Given that the number of goals scored per match by a football team can be assumed to be a Poisson random variable with mean $\theta$. In eight games, the team scores 3, 6, 2, 5, 4, 1, 4, 5 goals.
(a) Let $X$ that follows a Poisson distribution with mean $\theta$ be a random variable that represent the number of goals scored by a football team in a game.
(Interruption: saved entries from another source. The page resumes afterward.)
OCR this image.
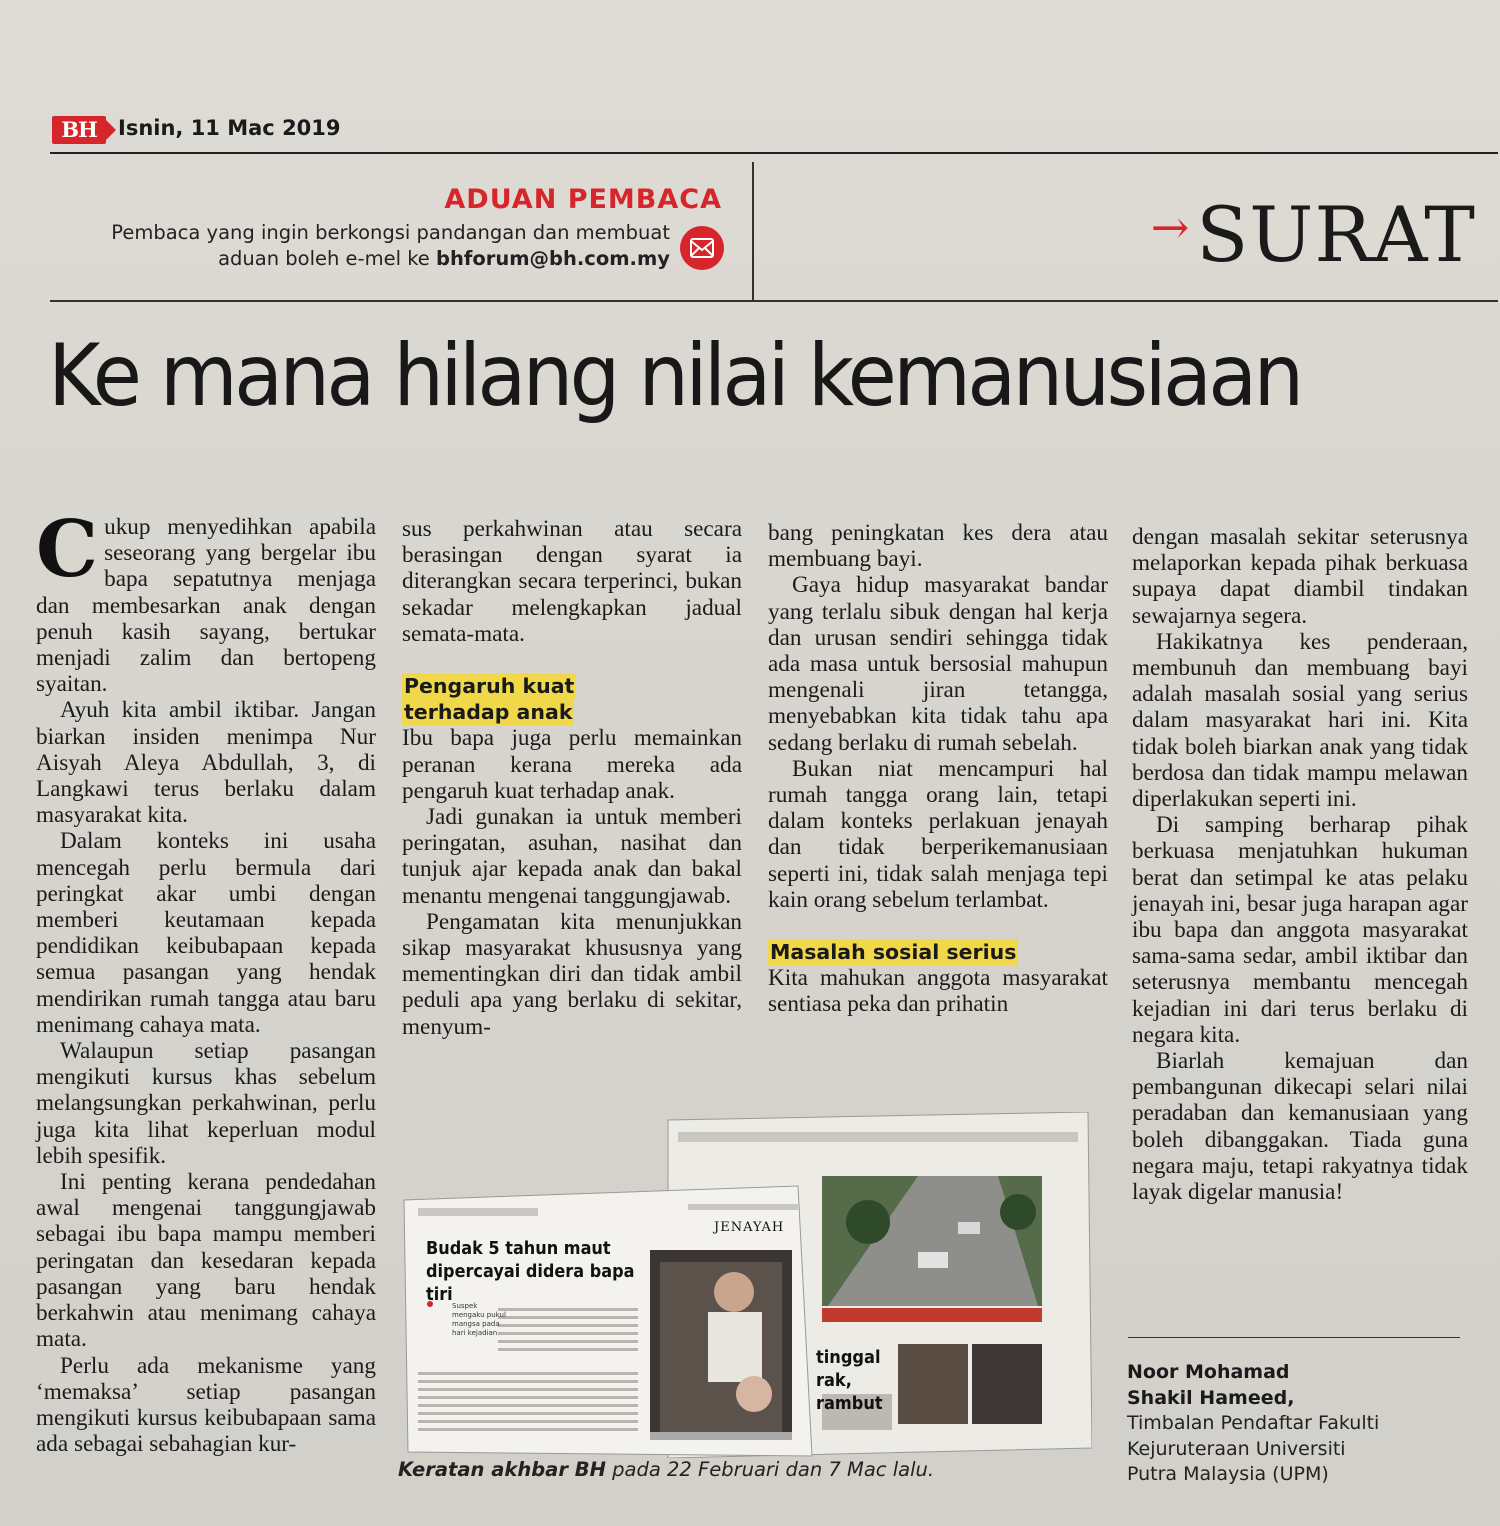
BH	Isnin, 11 Mac 2019
ADUAN PEMBACA
Pembaca yang ingin berkongsi pandangan dan membuat
aduan boleh e-mel ke bhforum@bh.com.my
→SURAT
Ke mana hilang nilai kemanusiaan

Cukup menyedihkan apabila seseorang yang bergelar ibu bapa sepatutnya menjaga dan membesarkan anak dengan penuh kasih sayang, bertukar menjadi zalim dan bertopeng syaitan.

Ayuh kita ambil iktibar. Jangan biarkan insiden menimpa Nur Aisyah Aleya Abdullah, 3, di Langkawi terus berlaku dalam masyarakat kita.

Dalam konteks ini usaha mencegah perlu bermula dari peringkat akar umbi dengan memberi keutamaan kepada pendidikan keibubapaan kepada semua pasangan yang hendak mendirikan rumah tangga atau baru menimang cahaya mata.

Walaupun setiap pasangan mengikuti kursus khas sebelum melangsungkan perkahwinan, perlu juga kita lihat keperluan modul lebih spesifik.

Ini penting kerana pendedahan awal mengenai tanggungjawab sebagai ibu bapa mampu memberi peringatan dan kesedaran kepada pasangan yang baru hendak berkahwin atau menimang cahaya mata.

Perlu ada mekanisme yang ‘memaksa’ setiap pasangan mengikuti kursus keibubapaan sama ada sebagai sebahagian kur-

sus perkahwinan atau secara berasingan dengan syarat ia diterangkan secara terperinci, bukan sekadar melengkapkan jadual semata-mata.

Pengaruh kuat
terhadap anak

Ibu bapa juga perlu memainkan peranan kerana mereka ada pengaruh kuat terhadap anak.

Jadi gunakan ia untuk memberi peringatan, asuhan, nasihat dan tunjuk ajar kepada anak dan bakal menantu mengenai tanggungjawab.

Pengamatan kita menunjukkan sikap masyarakat khususnya yang mementingkan diri dan tidak ambil peduli apa yang berlaku di sekitar, menyum-

bang peningkatan kes dera atau membuang bayi.

Gaya hidup masyarakat bandar yang terlalu sibuk dengan hal kerja dan urusan sendiri sehingga tidak ada masa untuk bersosial mahupun mengenali jiran tetangga, menyebabkan kita tidak tahu apa sedang berlaku di rumah sebelah.

Bukan niat mencampuri hal rumah tangga orang lain, tetapi dalam konteks perlakuan jenayah dan tidak berperikemanusiaan seperti ini, tidak salah menjaga tepi kain orang sebelum terlambat.

Masalah sosial serius

Kita mahukan anggota masyarakat sentiasa peka dan prihatin

dengan masalah sekitar seterusnya melaporkan kepada pihak berkuasa supaya dapat diambil tindakan sewajarnya segera.

Hakikatnya kes penderaan, membunuh dan membuang bayi adalah masalah sosial yang serius dalam masyarakat hari ini. Kita tidak boleh biarkan anak yang tidak berdosa dan tidak mampu melawan diperlakukan seperti ini.

Di samping berharap pihak berkuasa menjatuhkan hukuman berat dan setimpal ke atas pelaku jenayah ini, besar juga harapan agar ibu bapa dan anggota masyarakat sama-sama sedar, ambil iktibar dan seterusnya membantu mencegah kejadian ini dari terus berlaku di negara kita.

Biarlah kemajuan dan pembangunan dikecapi selari nilai peradaban dan kemanusiaan yang boleh dibanggakan. Tiada guna negara maju, tetapi rakyatnya tidak layak digelar manusia!

JENAYAH
Budak 5 tahun maut dipercayai didera bapa tiri
Suspek mengaku pukul mangsa pada hari kejadian
tinggal rak, rambut
Keratan akhbar BH pada 22 Februari dan 7 Mac lalu.
Noor Mohamad
Shakil Hameed,
Timbalan Pendaftar Fakulti
Kejuruteraan Universiti
Putra Malaysia (UPM)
The maximum likelihood estimate of $\theta$ is $$\hat{\theta}=\dfrac{1}{n}\sum_{i=1}^{5}X_{i}$$
(b)Considering the probability of $k$ number of goals scored in a game, we have $$p(X=k)=\dfrac{e^{-\theta}\theta^{k}}{k!}.$$
The probability of no goals in a match is $$p(X=0)=e^{-\theta}.$$ $\textbf{Please have I done the right thing ?}$
(c)The maximum likelihood estimate of the probability of no goals in a game is \begin{align*} \hat{\theta}&=\dfrac{1}{n}\sum_{i=1}^{5}X_{i}\\&=\dfrac{1}{n}\sum_{i=1}^{5}0\qquad \textrm{(for each $X_{i}=0$)}\\ &=0 \end{align*} $\textbf{Please have I done the right thing ?}$
How do you justify your answers?
Your sample size is $n=8$, the observed sample being $(x_1,x_2,\ldots,x_8)=(3,6,2,5,4,1,4,5)$.
The maximum likelihood estimate of $\theta$ is $$\hat\theta(x_1,\ldots,x_8)=\frac{1}{8}\sum_{i=1}^8 x_i$$
By invariance property of MLE, maximum likelihood estimate of the probability of no goals in a game is simply $e^{-\hat\theta}$.